João José Cochofel (1919/1983) – A poesia onde «o espelho da vida nos escuta»
João José Cochofel foi poeta e destacado obreiro da revista Vértice
João José de Melo Cochofel Aires de Campos nasceu em Coimbra em Julho de 1919. Filho único de uma família da aristocracia coimbrã, cedo Cochofel irá interessar-se pela poesia e pela música, desenvolvendo actividade permanente e profícua em ambas as artes.
Logo em 1938, com 19 anos, publicará Instantes, a que se seguirá Búzio (1940) e será, com o livro Sol de Agosto (1941), o terceiro poeta, depois de Fernando Namora e Mário Dionísio, a publicar nessa modelar e mítica colecção que foi o Novo Cancioneiro.
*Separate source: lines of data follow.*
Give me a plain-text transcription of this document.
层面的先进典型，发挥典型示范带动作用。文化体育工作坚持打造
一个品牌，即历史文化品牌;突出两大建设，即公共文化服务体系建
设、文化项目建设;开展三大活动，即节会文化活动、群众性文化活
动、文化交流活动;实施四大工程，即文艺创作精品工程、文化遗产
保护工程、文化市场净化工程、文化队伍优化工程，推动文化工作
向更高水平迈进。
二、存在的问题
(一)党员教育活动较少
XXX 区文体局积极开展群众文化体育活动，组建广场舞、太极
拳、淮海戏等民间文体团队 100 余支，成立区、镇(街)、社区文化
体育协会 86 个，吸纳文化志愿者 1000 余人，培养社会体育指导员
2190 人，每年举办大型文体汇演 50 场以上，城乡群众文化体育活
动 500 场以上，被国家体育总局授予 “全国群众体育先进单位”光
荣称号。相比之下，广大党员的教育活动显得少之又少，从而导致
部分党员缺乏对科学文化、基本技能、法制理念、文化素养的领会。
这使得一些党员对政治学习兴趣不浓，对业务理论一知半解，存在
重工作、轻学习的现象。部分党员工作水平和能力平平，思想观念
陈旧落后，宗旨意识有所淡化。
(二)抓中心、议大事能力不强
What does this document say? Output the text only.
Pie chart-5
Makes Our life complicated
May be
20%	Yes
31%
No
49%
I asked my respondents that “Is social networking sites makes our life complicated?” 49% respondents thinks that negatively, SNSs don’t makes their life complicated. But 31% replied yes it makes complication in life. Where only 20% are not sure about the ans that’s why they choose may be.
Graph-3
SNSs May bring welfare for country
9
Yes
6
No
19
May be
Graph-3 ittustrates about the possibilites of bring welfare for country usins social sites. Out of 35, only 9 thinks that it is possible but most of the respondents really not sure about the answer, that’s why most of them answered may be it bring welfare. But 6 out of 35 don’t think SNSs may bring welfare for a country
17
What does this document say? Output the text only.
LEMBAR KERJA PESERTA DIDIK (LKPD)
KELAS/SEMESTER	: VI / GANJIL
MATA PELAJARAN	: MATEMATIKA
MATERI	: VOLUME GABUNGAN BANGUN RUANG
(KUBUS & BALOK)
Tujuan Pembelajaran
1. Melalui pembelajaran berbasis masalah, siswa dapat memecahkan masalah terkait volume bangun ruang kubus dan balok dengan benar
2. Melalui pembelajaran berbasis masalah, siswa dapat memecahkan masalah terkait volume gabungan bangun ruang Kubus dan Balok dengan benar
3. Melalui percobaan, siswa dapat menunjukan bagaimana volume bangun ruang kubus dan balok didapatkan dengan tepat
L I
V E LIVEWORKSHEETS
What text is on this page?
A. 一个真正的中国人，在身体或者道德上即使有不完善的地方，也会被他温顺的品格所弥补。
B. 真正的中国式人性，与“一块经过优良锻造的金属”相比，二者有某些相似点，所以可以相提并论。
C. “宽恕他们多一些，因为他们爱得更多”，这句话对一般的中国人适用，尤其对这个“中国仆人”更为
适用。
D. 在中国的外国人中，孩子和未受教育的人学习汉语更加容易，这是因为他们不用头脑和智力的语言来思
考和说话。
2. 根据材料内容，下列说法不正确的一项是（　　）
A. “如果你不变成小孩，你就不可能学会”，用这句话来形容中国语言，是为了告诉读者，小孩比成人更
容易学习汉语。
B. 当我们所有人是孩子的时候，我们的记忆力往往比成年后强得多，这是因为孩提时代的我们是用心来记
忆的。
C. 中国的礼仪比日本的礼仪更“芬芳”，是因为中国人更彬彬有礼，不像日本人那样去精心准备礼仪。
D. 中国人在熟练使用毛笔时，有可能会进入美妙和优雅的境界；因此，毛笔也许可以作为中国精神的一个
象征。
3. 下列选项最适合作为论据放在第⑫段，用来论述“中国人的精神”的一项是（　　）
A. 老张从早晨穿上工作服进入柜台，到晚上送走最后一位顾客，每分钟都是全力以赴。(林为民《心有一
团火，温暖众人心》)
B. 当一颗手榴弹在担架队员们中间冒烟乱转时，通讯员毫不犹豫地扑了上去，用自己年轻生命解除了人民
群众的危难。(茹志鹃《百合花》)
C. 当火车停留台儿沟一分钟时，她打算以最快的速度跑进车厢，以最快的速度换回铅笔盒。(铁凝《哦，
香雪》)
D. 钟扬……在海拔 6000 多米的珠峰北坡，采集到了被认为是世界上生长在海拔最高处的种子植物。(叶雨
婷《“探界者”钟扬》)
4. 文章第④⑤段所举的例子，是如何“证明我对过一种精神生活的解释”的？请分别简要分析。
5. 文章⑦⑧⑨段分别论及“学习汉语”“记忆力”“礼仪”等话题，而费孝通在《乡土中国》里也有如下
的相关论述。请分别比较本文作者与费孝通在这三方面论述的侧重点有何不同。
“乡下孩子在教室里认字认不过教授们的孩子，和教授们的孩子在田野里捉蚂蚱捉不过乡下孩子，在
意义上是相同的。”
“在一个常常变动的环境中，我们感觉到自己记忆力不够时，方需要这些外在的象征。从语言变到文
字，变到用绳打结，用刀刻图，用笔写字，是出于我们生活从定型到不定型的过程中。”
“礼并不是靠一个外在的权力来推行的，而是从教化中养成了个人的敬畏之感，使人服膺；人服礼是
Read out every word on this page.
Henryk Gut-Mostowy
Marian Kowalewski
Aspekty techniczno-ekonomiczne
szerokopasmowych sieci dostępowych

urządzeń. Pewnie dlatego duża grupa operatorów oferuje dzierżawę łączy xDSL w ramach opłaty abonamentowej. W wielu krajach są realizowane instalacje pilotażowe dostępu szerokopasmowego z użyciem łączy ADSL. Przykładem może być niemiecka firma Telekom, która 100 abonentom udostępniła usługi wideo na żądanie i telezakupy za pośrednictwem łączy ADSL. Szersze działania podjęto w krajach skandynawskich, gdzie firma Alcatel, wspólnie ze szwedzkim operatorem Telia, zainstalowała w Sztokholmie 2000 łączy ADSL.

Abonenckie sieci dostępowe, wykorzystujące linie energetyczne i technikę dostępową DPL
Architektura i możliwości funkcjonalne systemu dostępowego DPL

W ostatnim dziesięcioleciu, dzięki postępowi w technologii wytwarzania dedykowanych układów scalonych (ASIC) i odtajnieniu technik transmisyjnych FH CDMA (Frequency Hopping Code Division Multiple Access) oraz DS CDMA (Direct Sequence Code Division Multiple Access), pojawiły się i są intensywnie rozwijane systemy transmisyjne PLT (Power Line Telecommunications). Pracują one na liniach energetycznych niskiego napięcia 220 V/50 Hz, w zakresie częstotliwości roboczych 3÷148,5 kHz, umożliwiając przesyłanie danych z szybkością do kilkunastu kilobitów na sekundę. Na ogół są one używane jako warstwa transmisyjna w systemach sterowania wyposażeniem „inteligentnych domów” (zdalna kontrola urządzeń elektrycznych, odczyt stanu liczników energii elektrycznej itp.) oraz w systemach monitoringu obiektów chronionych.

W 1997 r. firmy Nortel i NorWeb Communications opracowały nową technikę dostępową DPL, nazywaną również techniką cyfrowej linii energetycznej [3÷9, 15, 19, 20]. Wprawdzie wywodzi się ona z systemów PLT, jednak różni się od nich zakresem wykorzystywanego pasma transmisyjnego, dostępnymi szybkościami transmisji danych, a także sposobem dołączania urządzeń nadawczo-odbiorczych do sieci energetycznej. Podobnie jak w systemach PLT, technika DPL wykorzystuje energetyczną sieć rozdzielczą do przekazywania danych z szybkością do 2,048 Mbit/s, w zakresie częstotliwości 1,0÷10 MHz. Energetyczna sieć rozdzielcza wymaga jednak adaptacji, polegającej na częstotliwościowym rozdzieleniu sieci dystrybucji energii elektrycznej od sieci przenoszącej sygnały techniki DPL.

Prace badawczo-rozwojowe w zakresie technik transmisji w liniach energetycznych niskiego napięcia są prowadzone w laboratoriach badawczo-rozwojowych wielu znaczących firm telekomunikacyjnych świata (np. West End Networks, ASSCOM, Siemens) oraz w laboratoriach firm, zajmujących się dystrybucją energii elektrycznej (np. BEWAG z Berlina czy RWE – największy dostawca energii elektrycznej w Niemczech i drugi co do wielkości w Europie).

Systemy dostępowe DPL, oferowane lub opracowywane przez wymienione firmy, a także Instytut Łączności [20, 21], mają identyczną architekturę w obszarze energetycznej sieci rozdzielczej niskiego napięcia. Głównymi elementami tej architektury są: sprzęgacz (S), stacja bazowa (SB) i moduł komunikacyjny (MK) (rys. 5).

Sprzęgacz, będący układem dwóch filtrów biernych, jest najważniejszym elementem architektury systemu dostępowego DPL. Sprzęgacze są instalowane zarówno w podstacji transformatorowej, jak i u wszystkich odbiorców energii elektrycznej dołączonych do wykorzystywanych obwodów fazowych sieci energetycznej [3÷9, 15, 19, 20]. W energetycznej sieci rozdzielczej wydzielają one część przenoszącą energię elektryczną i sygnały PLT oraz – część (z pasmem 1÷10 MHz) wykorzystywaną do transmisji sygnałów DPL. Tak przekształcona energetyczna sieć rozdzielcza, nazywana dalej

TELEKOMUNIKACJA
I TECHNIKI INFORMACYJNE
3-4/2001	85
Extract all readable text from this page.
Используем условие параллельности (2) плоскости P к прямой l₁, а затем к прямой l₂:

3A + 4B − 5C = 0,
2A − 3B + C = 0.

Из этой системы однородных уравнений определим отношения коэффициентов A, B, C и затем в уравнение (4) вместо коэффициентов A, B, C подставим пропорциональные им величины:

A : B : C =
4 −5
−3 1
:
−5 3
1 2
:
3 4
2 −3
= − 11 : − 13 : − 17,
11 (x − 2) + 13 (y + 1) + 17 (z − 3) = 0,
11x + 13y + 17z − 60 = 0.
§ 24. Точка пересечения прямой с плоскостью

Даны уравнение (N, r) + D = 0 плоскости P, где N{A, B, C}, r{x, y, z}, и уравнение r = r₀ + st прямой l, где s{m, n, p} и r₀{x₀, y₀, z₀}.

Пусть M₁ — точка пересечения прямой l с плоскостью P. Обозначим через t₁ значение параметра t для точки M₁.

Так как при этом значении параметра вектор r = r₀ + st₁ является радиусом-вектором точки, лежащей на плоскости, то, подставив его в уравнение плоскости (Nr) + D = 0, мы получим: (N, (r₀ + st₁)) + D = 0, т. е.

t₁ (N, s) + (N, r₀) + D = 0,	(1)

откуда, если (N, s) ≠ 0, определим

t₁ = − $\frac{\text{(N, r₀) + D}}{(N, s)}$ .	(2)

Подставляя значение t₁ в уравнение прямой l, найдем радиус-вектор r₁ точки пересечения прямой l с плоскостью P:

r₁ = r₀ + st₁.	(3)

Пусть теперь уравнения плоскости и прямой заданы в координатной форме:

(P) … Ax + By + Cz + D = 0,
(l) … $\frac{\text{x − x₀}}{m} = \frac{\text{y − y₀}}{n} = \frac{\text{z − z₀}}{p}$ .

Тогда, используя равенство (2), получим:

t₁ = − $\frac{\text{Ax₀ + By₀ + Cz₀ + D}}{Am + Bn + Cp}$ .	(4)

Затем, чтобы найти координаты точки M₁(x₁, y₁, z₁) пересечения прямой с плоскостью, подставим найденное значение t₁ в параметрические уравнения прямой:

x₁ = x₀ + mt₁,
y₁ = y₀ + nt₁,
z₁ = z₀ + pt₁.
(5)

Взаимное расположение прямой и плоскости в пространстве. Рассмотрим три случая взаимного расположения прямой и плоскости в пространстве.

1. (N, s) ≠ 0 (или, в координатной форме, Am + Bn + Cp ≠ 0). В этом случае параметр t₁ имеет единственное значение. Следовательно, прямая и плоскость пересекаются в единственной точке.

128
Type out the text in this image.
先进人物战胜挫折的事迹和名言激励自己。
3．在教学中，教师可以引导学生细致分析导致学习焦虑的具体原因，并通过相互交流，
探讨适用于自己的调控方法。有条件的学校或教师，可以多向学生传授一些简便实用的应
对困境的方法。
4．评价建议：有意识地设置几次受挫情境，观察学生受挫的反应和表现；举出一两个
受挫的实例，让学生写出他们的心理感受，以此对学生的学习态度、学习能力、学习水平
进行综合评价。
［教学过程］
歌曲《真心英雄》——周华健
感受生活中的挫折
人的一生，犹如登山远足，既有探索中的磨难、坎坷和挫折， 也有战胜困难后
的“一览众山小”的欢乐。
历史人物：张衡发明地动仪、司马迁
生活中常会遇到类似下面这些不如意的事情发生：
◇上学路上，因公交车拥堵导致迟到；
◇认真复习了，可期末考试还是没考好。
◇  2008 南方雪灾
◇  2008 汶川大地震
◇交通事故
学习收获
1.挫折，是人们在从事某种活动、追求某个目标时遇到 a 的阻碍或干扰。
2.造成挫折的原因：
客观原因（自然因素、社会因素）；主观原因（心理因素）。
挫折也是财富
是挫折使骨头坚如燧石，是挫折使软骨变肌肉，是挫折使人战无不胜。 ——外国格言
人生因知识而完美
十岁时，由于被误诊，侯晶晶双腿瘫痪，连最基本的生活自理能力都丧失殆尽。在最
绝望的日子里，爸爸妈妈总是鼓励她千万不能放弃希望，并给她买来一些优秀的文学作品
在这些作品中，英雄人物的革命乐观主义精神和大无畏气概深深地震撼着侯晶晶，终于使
Faz, portanto, parte da 1.ª geração neo-realista, a que podemos estabelecer no espaço temporal entre a Guerra Civil de Espanha e a 2.ª Guerra Mundial.
Embora oriundo de uma família abastada, esse facto não o impediu de aderir ao realismo materialista, fundamental movimento literário e político que foi, através da criação artística, modo de resistência e oposição ao salazarismo, de renúncia às orientações que António Ferro pretendia impor às artes com a denominada «política do espírito» e de ruptura com as derivantes estéticas da Presença. Fernando Namora, amigo de Cochofel e companheiro de tertúlias na Coimbra estudantil, afirmaria que a sua evolução discursiva e temática «já não cabia no espírito presencista».1
Crítico literário e musical, Cochofel ficará ligado a publicações como Sol Nascente, O Diabo, Gazeta Musical e de Todas as Artes, Altitude e, de forma mais comprometida, a partir de 1944, à revista Vértice, da qual foi secretário, sendo o palacete dos Cochofel, à época, a sua sede. Com Carlos de Oliveira, Joaquim Namorado, Rui Feijó, Arquimedes da Silva Santos e um esquivo Eduardo Lourenço, foi possível manter actuante um espaço editorial livre, fecundo e dialéctico, de intervenção crítica, cultural e política que ainda hoje resiste aos desvarios e aos afunilamentos críticos da contemporaneidade.
No palacete da Rua do Loureiro, nas suas salas amplas, com vista privilegiada sobre o casario da urbe, com o Mondego ao fundo, cumpriam-se as conversas, «[...] as tardes ou os serões em casa do Cochofel. Nessas tertúlias se atearam muitas labaredas da minha geração», frase de Namora inscrita na fachada da actual Casa da Escrita, a qual, entre outras meritórias funções, preserva o espólio e as memórias de um dos principais poetas do Novo Cancioneiro e de alguns dos seus companheiros de jornada.
A poesia de Cochofel constrói-se de serenidade e limpidez, de abismos magoados, de plenitude lírica, de inquietude, de denúncia e de combate, como encontramos no poema Firmeza, canção heróica que Lopes-Graça musicou para o Coro da Academia dos Amadores de Música: Sem frases de desânimo/ Nem complicações de alma,/ Que o teu corpo agora fale/ Presente e seguro do que vale// Pedra em que a vida se alicerça/Argamassa e nervo/ Pega-lhe como um senhor/ E nunca, e nunca como um servo.// Não seja o travo das lágrimas/ Capaz de embargar-te a voz;/ Que a boca a sorrir não mate nos lábios,/ O brado de combate.// Olha que a vida nos acena para além da luta.// Canta os sonhos com que esperas,/ Que o espelho da vida nos escuta.
João José Cochofel, publicou vários livros de poesia, de ensaio e crónicas, que se encontram reunidos nas obras completas publicadas pela Caminho: Obra Poética; Opiniões com Data e Iniciação Estética Seguida de Críticas e Crónicas.
Terminamos esta breve evocação de João José Cochofel, que assinala os 100 anos do seu nascimento, com o poema Destino, do livro Os Dias Íntimos, que a música de Lopes-Graça, apesar do desalento que atravessa alguns versos, transformaria em mais uma das suas vibrantes heróicas: Debruçados vivemos/ às grades do nosso tempo/ Aos sonhos decepados/ olhos de vidro contemplam// Vãos caminhos abertos/ nas plagas do coração/Alheios ao que somos/ na palma da nossa mão// Veio a noite de chumbo/ e comeu a cor às rosas/ Lençol de esquecimento/ em pobres mãos dolorosas.// E trazemos oculto/ um morto dentro de nós/ Rio que já não procura/ o porto da sua foz// Mas a chama do ódio/ rubra entre cinzas perdura/ lá onde nos varreu/ de sangue, pus e secura// E pois só nele esperamos/ queime o que ainda nos resta!/ De mãos puras façamos/ o dia da nossa festa.
Festa que o autor de Cárcere ainda viveu e festejou.